We are pleased to learn that our mutation accumulation (MA) dataset of 864 single nucleotide mutations (SNMs) in the budding yeast Saccharomyces cerevisiae (1) has attracted interest and is being applied to other analyses.
MA mutations in large numbers can provide an unbiased picture of genome-wide patterns. One previously observed pattern is a positive correlation between transcription rate and mutation rate, inferred to be the result of transcription-associated mutagenesis (TAM) (2). In our paper, we used a conservative subset of 181 SNMs to analyze nascent transcription rate (TR) microarray data (3) and noted that the SNM rates observed were not significantly different between genes with varying TRs. Chen and Zhang note that when mRNA sequencing data (mRNA-seq) or nascent transcript sequencing data (NET-seq) are applied to the same question using the full set of 559 exonic SNMs, positions with SNMs have significantly higher mean transcript coverage than the rest of the genome (2). They therefore conclude that the SNM data support TAM. As noted by Chen and Zhang, our discrepant conclusions could be caused by both the use of all 559 SNMs vs. a conservative subset of SNMs and the use of transcript sequencing vs. microarray data (2).

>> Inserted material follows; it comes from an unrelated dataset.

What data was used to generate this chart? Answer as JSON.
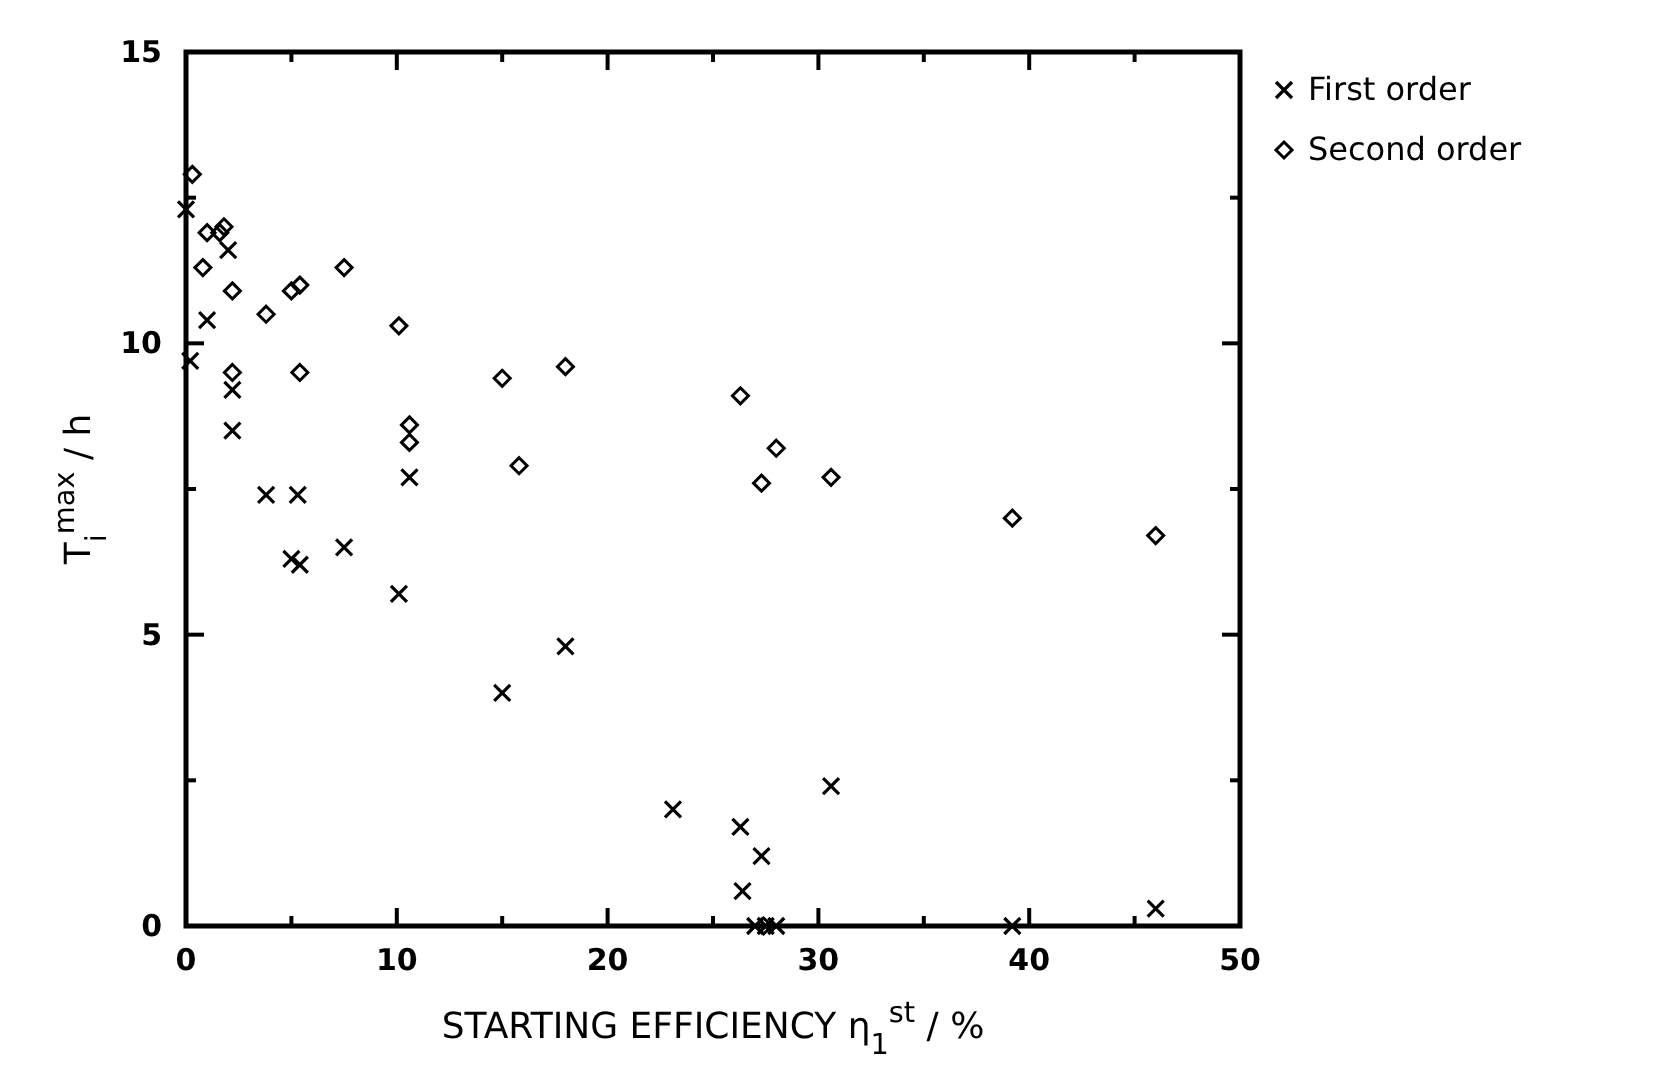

Supporting the latter point, the correlation between the mRNA-seq and NET-seq datasets is strong (R2 = 0.6344), whereas the correlations between these datasets and the TR microarray dataset we used are not (mRNA-seq∼TR: R2 = 0.1745, NET-seq∼TR: R2 = 0.2483).
Although RNA sequencing data have nucleotide resolution and microarray data do not, the overall coverage distribution is highly skewed, with 82–86% of the coding sequences assayed having 0–1× transcript coverage. The average sequencing read depth of a group of sites could therefore be elevated by a handful of nucleotide positions with especially high coverage. Removing the five SNM positions with the highest transcript coverage reduces average SNM mRNA-seq coverage from 5.49 to 1.29 and NET-seq coverage from 3.37 to 1.54. The corresponding random expectations are 1.20 and 1.43, respectively (2).
To reduce the effects of specific nucleotides, we can instead first use per-nucleotide read depth from each dataset to segregate the coding sequences into regions with high (>1×), medium (1×), and low (0×) transcription. The mutation densities of MA SNMs within each category are thus measures of mutation rates relative to transcript coverage. We found that for mRNA-seq data, mutations at GC nucleotides were more common at positions with higher steady-state mRNA levels but not significantly so (GC: low = 1.08 ± 0.07 × 10−4/bp, medium = 1.11 ± 0.16 × 10−4/bp, high = 1.46 ± 0.19 × 10−4/bp; P = 0.11, χ2 test). AT positions did not display a similar pattern (P = 0.48, χ2 test). In NET-seq data, no trend was observed (GC: P = 0.64, χ2 test; AT: P = 0.55, χ2 test).
Although not a definitive answer, we agree that the trends observed by Chen and Zhang may lend some support to the hypothesis that mutation rate increases with transcription rate, although it is unclear from these data if a few specific sites drive the signal or if this is a more widespread phenomenon.
Footnotes
The authors declare no conflict of interest.